DENVER – A Ray Scott (R-Grand Junction) bill that cleared the Senate Transportation Committee Thursday will help improve public safety by putting more teeth behind 811 rules requiring builders, excavators and others to “call before you dig” in proximity to buried energy or utility lines.

Scott attributed the bill's success to 2 years of work building broad stakeholder support. “After 20 months of work involving 58 stakeholders, Senator Kerry Donovan and I passed the 811 reform bill out of Senate Transportation Committee with a 4-1 bipartisan vote,” Scott said Thursday. “This has been the most difficult and technical measure I have worked in in my 7 years in the building.”

The bill aims at improving compliance with existing 811 rules by boosting the financial penalties that can be assessed against builders, excavators, agricultural operators or others who don’t use the system to check for buried infrastructure before breaking ground. SB-167 also creates an Underground Damage Prevention Safety Commission, made up of a cross section of stakeholders, including local government representatives, which will field complaints and take remedial action against offenders.

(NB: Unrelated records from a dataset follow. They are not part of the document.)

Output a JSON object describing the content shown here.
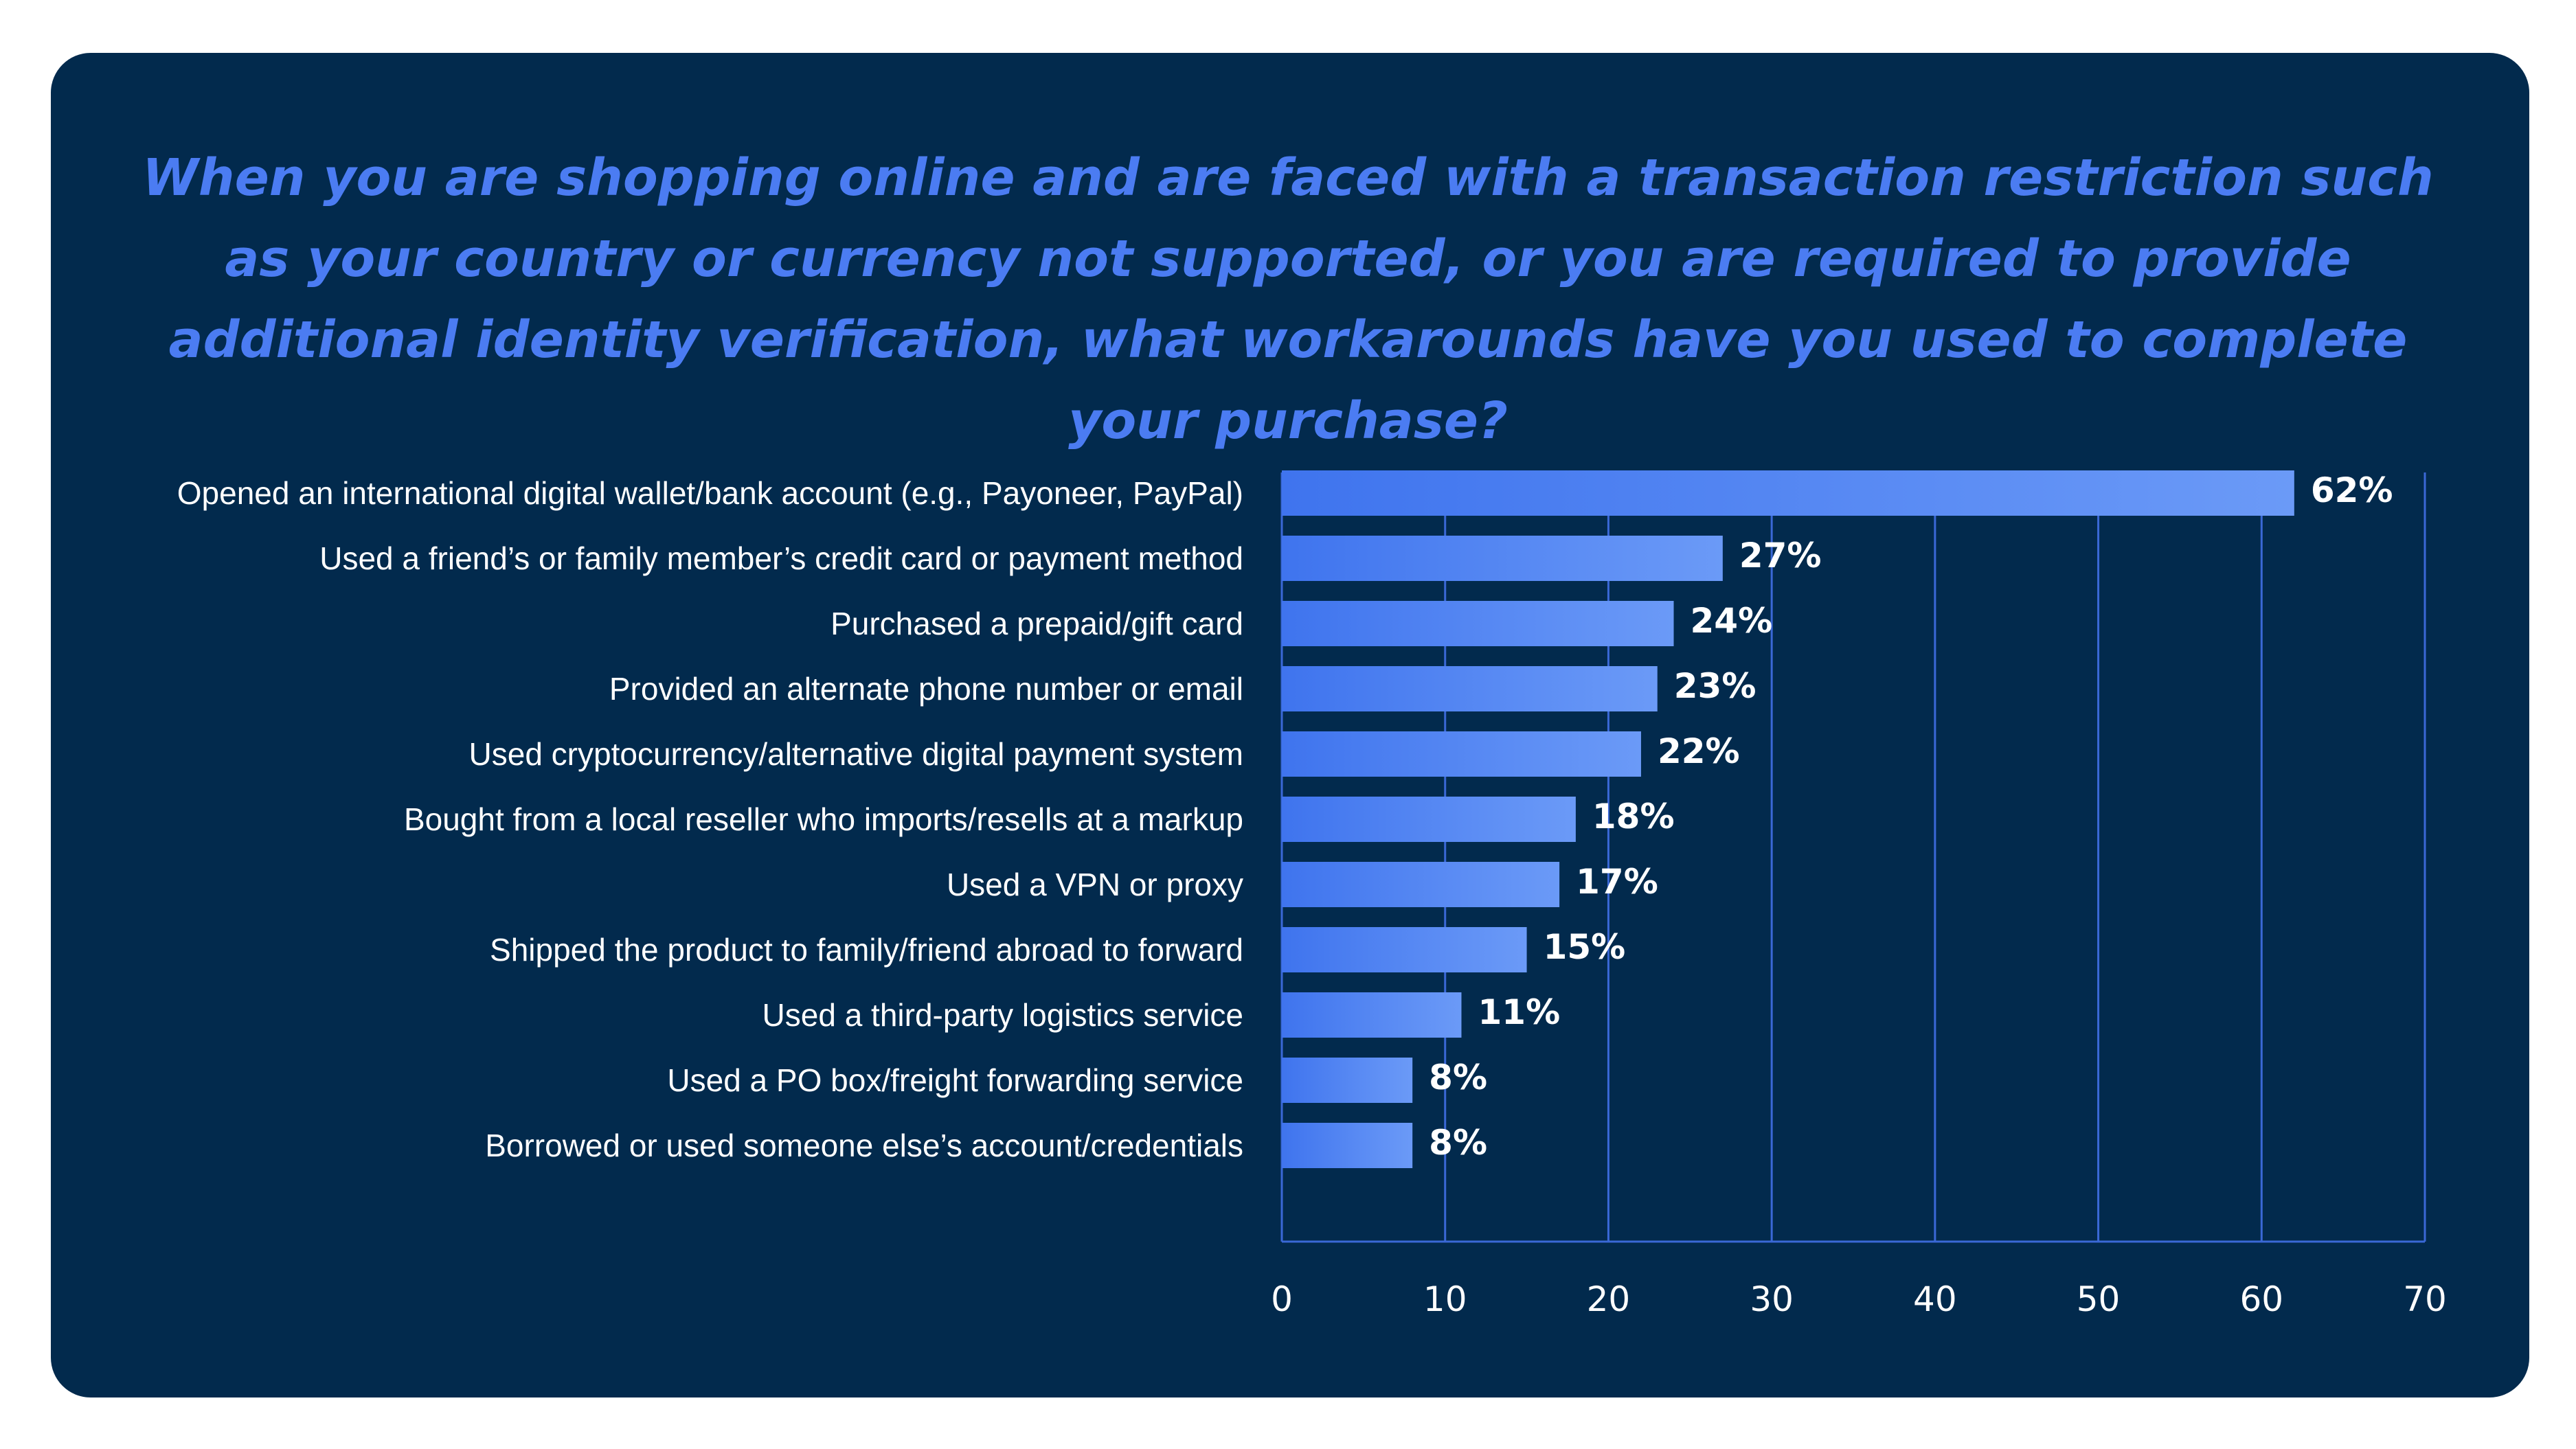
{
  "colors": {
    "background": "#022a4d",
    "title": "#4b7cf2",
    "bar_start": "#3f74ee",
    "bar_end": "#6b9af7",
    "grid": "#3a68d6",
    "text": "#ffffff"
  },
  "chart_data": {
    "type": "bar",
    "orientation": "horizontal",
    "title": "When you are shopping online and are faced with a transaction restriction such as your country or currency not supported, or you are required to provide additional identity verification, what workarounds have you used to complete your purchase?",
    "categories": [
      "Opened an international digital wallet/bank account (e.g., Payoneer, PayPal)",
      "Used a friend’s or family member’s credit card or payment method",
      "Purchased a prepaid/gift card",
      "Provided an alternate phone number or email",
      "Used cryptocurrency/alternative digital payment system",
      "Bought from a local reseller who imports/resells at a markup",
      "Used a VPN or proxy",
      "Shipped the product to family/friend abroad to forward",
      "Used a third-party logistics service",
      "Used a PO box/freight forwarding service",
      "Borrowed or used someone else’s account/credentials"
    ],
    "values": [
      62,
      27,
      24,
      23,
      22,
      18,
      17,
      15,
      11,
      8,
      8
    ],
    "value_labels": [
      "62%",
      "27%",
      "24%",
      "23%",
      "22%",
      "18%",
      "17%",
      "15%",
      "11%",
      "8%",
      "8%"
    ],
    "xlim": [
      0,
      70
    ],
    "xticks": [
      0,
      10,
      20,
      30,
      40,
      50,
      60,
      70
    ],
    "xtick_labels": [
      "0",
      "10",
      "20",
      "30",
      "40",
      "50",
      "60",
      "70"
    ],
    "grid": "vertical",
    "legend": "none"
  }
}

Perhaps most importantly, SB-167 will bring Colorado into compliance with new damage prevention enforcement rules issued by the U.S. Department of Transportation’s Pipeline and Hazardous Materials Safety Administration in 2015.

In late 2017, Senator Scott and Donovan held town halls across Colorado in an effort to raise public awareness of the 811 System and build support for the bill. And the effort seems to be paying-off in early success for SB-167

The bill now moves to the Senate Finance Committee for consideration.